Hidden REF award for Macpherson
A small percentage of the population do not experience mental imagery (they have aphantasia); another minority experience particularly vivid imagery (they have hyperphantasia). Both groups include artists, writers, and designers. The Extreme Imagination Exhibition presents their work, inviting us to consider the role of mental imagery in making art. How can someone make anything without being able to imagine what they want it to look like? Is there a distinctly hyperphantasic kind of art? The Eye's Mind team (details below) believe this is the ﬁrst exhibition to reflect on these questions—because the centrality of mental imagery to art-making has previously been assumed.
The online exhibition is the digital counterpart of twin exhibitions hosted by Tramway, Glasgow, and the Royal Albert Memorial Museum, Exeter, in 2019—together with the essays from the exhibition catalogue from the Eye’s Mind researchers, artist interviews, videos of talks at the concurrent conference, and resources about extremes of imagery. It includes the Vividness of Visual Imagery Questionnaire allowing people to gauge their own imagery and feedback forms, which the researchers can gather data from. The images on the website are captioned for the use of screen readers and the artist interviews are subtitled.

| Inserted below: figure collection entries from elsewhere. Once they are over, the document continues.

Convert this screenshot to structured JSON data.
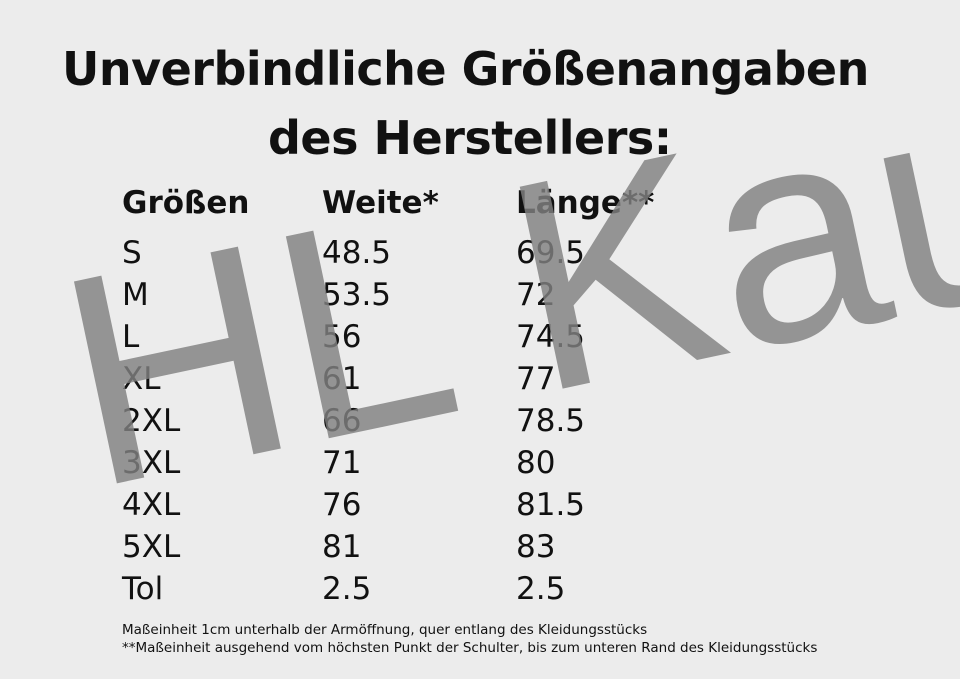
{
  "title": {
    "line1": "Unverbindliche Größenangaben",
    "line2": "des Herstellers:"
  },
  "table": {
    "headers": [
      "Größen",
      "Weite*",
      "Länge**"
    ],
    "rows": [
      [
        "S",
        "48.5",
        "69.5"
      ],
      [
        "M",
        "53.5",
        "72"
      ],
      [
        "L",
        "56",
        "74.5"
      ],
      [
        "XL",
        "61",
        "77"
      ],
      [
        "2XL",
        "66",
        "78.5"
      ],
      [
        "3XL",
        "71",
        "80"
      ],
      [
        "4XL",
        "76",
        "81.5"
      ],
      [
        "5XL",
        "81",
        "83"
      ],
      [
        "Tol",
        "2.5",
        "2.5"
      ]
    ]
  },
  "watermark": "HL Kauf",
  "footnotes": {
    "weite": "Maßeinheit 1cm unterhalb der Armöffnung, quer entlang des Kleidungsstücks",
    "laenge": "**Maßeinheit ausgehend vom höchsten Punkt der Schulter, bis zum unteren Rand des Kleidungsstücks"
  },
  "colors": {
    "background": "#ececec",
    "text": "#111111",
    "watermark": "#808080"
  }
}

Effective public engagement, including this website, prompted over 14,000 people with extreme imagery to contact the Eye’s Mind researchers. They often reported a prior awareness that something was different about themselves, that they struggled to explain. The research allowed them to understand how they differed from others; and point to the research to verify and explain this difference to others.
The Eye's Mind team: Adam Zeman (neurology), Fiona Macpherson (philosophy), John Onions (art history), Crawford Winlove (neuroscience), Susan Aldworth (artist) and Matthew MacKisack (English). The physical exhibitions were curated by Aldworth and MacKisack. Macpherson and Joanna Helfer conceived and created the online version.